On 6/5/2015 10:06 PM, Simon Josefsson wrote:
> Michael StJohns <> writes:
>> Instead, get a new allocation and write a document that looks like
>> RFC5480 for the ED and Curve public keys.  You want certificate
>> representations for *both*.
> I've started this for EdDSA:
> Are you saying it would be useful to also specify certificate formats
> for Curve25519 ECDH keys?
> /Simon

Sorry - I missed this in the pile.

And yes for Curve25519.

Here's my thoughts:

Usually, you have a certificate with a public key in it that's used to 
sign an ephemeral (EC)DH public key.  The EPK is used to derive a shared 
secret and everything downstream is derived from that.   The session 
keys trace their authentication back through the shared secret, through 
the EPK and through the signature over the EPK to the certificate's 
public key.   And the public key in the certificate chains back to some 

With key agreement keys such as ECDH, Curve25519 or DH, what you can do 
instead is to use the key in the certificate with the other side's 
certificate key, to derive one half of the total shared secret and the 
senders EPK with the receiver's ephemeral private key to derive the 
second half.  Concatenate those and then derive your downstream keys 
from them.

(e.g.  ECDH (PermPrivate1, PermPublic2) || ECDH (EphemPrivate1, 
EphemPublic2) )

The certificate keys chain as before, so that you know that the first 
half of the shared secret is derived from authentic data and is itself 
authentic.  Combining the first half of the shared secret with the 
second half still gives you authentic data (but results in a varied 
shared secret for each call).  And that means downstream keys derived 
from the combined shared secrets can still be traced back to the 
certificate authentication root.

The nice thing about this scheme (It's called a C(2,2) scheme in NISP 
SP800-56A parlance), is that you don't need to sign anything during a 
key agreement handshake.  You still need traditional signature schemes 
over the certificates, but you don't actually need them in the handshake.

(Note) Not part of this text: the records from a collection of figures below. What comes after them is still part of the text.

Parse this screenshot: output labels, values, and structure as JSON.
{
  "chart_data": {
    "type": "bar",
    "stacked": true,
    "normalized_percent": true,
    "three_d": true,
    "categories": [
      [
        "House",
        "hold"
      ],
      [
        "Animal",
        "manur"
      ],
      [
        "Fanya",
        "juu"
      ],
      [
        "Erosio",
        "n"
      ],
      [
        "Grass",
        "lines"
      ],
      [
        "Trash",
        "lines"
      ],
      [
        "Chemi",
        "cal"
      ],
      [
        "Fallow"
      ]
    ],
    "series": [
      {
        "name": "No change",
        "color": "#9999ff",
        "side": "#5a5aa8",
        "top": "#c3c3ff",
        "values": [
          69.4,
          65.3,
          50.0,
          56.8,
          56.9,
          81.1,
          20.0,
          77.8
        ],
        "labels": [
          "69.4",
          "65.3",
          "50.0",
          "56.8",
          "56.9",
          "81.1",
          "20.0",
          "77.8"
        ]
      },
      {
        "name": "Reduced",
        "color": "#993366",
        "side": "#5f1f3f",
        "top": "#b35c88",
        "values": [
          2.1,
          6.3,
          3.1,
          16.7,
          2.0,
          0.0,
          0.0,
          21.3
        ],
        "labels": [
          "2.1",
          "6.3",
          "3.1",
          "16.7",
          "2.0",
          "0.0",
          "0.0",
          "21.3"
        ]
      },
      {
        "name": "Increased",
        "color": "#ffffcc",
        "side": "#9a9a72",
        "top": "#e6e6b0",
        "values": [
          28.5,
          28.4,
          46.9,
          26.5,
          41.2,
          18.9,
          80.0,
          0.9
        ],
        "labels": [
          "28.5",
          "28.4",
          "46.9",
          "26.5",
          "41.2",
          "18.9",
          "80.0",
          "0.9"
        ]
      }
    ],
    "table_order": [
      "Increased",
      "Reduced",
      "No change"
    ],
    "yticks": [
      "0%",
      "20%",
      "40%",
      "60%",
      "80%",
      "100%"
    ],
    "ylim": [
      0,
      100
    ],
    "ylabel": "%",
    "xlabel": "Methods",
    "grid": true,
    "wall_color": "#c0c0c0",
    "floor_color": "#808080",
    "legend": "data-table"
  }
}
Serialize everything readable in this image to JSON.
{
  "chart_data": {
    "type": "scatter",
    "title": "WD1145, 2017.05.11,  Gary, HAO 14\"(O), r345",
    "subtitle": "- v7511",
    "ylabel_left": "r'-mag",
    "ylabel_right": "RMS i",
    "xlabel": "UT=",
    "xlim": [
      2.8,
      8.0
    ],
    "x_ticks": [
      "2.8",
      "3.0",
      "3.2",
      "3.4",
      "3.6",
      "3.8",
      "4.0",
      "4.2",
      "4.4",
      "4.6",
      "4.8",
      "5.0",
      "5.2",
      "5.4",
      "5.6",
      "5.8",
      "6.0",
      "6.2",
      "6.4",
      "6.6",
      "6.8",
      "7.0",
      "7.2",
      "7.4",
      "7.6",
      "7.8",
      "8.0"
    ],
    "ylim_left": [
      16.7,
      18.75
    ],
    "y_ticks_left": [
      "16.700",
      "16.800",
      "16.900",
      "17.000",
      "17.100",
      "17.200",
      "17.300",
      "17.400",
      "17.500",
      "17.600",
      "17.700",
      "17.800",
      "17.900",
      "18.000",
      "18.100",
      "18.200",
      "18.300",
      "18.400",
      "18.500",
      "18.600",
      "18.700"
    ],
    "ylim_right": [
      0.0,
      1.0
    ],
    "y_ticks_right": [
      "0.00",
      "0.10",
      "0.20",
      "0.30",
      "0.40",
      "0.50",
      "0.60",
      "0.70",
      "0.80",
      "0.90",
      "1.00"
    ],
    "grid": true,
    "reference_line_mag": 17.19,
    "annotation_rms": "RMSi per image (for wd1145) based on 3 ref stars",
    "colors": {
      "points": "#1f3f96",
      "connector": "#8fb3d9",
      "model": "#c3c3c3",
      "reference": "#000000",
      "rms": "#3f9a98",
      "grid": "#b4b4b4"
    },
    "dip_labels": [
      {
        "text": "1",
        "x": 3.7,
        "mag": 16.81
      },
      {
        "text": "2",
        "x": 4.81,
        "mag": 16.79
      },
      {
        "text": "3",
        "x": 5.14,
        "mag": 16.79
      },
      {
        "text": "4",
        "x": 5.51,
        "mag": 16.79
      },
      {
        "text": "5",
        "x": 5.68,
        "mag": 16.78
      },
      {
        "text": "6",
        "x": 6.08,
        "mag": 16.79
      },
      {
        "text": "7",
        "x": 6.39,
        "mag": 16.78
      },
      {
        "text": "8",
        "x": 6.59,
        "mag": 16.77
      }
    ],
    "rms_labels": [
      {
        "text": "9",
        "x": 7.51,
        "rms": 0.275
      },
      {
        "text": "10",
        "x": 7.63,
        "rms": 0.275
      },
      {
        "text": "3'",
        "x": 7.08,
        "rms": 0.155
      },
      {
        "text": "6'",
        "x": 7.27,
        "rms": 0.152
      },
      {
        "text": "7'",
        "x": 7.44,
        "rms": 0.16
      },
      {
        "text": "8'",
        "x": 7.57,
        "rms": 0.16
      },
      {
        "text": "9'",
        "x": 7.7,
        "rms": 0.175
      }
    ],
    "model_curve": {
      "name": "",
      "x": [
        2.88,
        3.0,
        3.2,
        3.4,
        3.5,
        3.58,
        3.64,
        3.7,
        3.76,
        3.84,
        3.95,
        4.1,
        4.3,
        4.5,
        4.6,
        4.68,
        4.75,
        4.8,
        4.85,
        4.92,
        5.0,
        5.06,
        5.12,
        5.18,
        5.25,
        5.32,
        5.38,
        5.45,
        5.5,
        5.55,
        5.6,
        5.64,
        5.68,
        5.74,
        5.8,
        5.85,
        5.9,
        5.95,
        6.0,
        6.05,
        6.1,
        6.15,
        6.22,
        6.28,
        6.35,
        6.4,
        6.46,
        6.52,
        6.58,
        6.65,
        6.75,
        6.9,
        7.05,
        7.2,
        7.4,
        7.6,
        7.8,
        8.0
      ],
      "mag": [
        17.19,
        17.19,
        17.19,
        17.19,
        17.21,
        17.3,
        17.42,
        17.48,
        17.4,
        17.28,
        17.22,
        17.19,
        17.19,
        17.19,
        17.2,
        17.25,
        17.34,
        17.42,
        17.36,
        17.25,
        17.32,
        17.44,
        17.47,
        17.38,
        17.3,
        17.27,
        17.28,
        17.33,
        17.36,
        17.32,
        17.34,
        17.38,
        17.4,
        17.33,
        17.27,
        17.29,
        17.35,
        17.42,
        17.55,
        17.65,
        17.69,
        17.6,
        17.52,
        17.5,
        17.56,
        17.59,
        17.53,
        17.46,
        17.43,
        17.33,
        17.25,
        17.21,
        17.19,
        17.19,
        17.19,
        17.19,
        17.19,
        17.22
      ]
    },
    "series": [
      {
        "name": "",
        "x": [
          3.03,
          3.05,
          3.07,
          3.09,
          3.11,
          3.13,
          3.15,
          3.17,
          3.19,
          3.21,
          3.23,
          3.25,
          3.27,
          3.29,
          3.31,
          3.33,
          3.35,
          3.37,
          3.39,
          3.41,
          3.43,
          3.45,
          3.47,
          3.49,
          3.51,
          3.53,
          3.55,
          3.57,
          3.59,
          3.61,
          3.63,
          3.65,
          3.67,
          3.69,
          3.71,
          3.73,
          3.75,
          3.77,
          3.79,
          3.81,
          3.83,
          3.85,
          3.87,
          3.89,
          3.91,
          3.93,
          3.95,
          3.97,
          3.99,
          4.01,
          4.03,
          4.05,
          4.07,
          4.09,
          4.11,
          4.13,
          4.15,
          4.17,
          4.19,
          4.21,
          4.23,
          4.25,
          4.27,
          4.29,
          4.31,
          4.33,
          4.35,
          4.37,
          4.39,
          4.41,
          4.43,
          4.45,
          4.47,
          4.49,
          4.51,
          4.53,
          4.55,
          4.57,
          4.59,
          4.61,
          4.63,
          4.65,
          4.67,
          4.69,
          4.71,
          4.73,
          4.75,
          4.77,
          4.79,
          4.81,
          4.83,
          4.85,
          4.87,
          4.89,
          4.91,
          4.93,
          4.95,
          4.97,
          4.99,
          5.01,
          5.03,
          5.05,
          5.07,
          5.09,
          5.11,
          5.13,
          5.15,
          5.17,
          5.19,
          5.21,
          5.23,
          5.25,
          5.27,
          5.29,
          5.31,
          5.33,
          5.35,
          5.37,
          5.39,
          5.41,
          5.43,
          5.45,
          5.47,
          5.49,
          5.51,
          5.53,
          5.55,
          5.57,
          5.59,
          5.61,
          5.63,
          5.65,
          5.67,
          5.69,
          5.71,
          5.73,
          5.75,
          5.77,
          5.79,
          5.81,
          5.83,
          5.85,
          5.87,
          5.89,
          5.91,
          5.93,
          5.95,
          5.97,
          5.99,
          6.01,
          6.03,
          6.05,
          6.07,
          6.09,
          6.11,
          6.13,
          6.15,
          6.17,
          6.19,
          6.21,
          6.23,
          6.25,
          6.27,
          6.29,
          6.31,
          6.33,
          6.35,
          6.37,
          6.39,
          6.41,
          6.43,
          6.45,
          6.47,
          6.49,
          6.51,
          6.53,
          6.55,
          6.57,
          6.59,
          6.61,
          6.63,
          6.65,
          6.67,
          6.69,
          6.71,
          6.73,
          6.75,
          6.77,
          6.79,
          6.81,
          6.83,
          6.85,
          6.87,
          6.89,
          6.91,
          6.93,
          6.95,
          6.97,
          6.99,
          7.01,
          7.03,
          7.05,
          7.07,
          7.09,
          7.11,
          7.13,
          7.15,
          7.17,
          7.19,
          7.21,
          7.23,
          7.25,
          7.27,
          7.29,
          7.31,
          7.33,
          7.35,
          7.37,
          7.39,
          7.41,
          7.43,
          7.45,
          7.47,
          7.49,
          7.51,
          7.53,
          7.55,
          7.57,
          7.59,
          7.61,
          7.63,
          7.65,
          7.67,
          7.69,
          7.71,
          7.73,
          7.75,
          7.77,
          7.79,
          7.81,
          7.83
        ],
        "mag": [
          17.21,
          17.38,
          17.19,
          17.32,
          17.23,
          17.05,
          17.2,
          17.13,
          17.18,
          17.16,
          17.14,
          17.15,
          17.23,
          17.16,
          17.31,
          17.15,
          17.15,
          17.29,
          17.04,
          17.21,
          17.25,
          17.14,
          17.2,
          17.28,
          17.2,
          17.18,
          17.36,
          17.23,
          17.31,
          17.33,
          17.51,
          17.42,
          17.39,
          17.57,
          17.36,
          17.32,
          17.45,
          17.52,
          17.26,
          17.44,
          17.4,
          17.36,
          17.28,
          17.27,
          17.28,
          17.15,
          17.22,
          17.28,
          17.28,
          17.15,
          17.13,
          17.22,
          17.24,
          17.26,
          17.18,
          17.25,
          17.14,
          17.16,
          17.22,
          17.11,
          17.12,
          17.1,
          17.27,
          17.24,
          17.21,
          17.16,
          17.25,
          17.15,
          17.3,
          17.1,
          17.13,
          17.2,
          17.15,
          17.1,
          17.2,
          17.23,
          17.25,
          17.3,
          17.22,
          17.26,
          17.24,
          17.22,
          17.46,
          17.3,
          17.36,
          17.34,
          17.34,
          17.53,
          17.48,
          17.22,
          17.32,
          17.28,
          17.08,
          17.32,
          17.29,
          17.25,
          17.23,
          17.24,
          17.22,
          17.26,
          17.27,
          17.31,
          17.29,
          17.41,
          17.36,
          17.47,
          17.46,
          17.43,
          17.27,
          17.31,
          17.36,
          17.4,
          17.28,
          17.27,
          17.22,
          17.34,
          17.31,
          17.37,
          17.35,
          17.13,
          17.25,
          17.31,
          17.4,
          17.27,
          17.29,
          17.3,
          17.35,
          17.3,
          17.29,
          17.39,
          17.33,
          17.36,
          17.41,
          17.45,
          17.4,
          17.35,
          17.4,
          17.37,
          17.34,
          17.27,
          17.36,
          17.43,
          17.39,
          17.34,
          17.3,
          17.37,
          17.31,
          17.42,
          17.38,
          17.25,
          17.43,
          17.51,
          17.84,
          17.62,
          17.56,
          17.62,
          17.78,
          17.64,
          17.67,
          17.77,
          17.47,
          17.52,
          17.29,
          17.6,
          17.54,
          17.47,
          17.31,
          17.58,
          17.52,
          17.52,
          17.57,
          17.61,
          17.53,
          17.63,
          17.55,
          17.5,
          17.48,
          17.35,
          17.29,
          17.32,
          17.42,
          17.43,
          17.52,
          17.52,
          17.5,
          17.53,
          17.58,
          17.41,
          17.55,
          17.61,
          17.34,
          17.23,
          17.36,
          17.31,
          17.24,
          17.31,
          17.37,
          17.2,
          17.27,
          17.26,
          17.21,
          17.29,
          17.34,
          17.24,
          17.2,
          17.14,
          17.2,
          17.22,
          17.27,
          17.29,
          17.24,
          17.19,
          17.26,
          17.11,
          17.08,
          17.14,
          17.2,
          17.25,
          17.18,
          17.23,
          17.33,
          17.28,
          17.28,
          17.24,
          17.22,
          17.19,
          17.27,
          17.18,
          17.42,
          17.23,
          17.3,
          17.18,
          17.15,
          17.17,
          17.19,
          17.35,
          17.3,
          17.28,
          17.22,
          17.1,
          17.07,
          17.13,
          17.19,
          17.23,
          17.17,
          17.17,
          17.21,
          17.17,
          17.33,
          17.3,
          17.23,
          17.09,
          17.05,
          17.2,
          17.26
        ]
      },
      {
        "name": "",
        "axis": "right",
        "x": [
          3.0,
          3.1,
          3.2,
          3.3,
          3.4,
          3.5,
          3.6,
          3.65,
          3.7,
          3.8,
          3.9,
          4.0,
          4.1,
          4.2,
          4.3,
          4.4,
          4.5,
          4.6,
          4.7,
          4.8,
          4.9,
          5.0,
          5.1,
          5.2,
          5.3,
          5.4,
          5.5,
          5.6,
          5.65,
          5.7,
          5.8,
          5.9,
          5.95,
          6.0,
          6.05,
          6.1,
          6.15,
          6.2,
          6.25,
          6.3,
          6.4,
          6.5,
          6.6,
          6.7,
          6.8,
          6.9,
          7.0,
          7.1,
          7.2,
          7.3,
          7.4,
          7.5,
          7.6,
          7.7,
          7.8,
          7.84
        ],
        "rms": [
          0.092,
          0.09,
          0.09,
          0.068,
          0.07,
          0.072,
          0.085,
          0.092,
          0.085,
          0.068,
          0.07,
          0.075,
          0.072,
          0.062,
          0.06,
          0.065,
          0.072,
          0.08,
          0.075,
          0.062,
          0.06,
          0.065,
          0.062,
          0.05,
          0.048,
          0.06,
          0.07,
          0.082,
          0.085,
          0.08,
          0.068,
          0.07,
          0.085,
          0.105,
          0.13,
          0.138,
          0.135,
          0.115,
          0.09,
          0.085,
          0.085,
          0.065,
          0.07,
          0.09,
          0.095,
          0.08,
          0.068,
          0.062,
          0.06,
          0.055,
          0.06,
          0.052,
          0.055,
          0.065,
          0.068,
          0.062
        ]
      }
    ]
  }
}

There are other schemes where one side only has ephemeral keys (e.g. 
client without cert) where this still works - you end up with:

ECDH (PermPrivate1, EphemPublic2) || ECDH (EphemPrivate1, EphemPublic2)

This just works with the existing EC Prime and F2M curves as the key 
pairs can be used with both ECDSA and ECDH.

In any event, going ahead and creating a certificate format for 
Curve25519 at the same time you do ED25519 probably makes sense given 
the two algorithms are family members and appear to share a representation.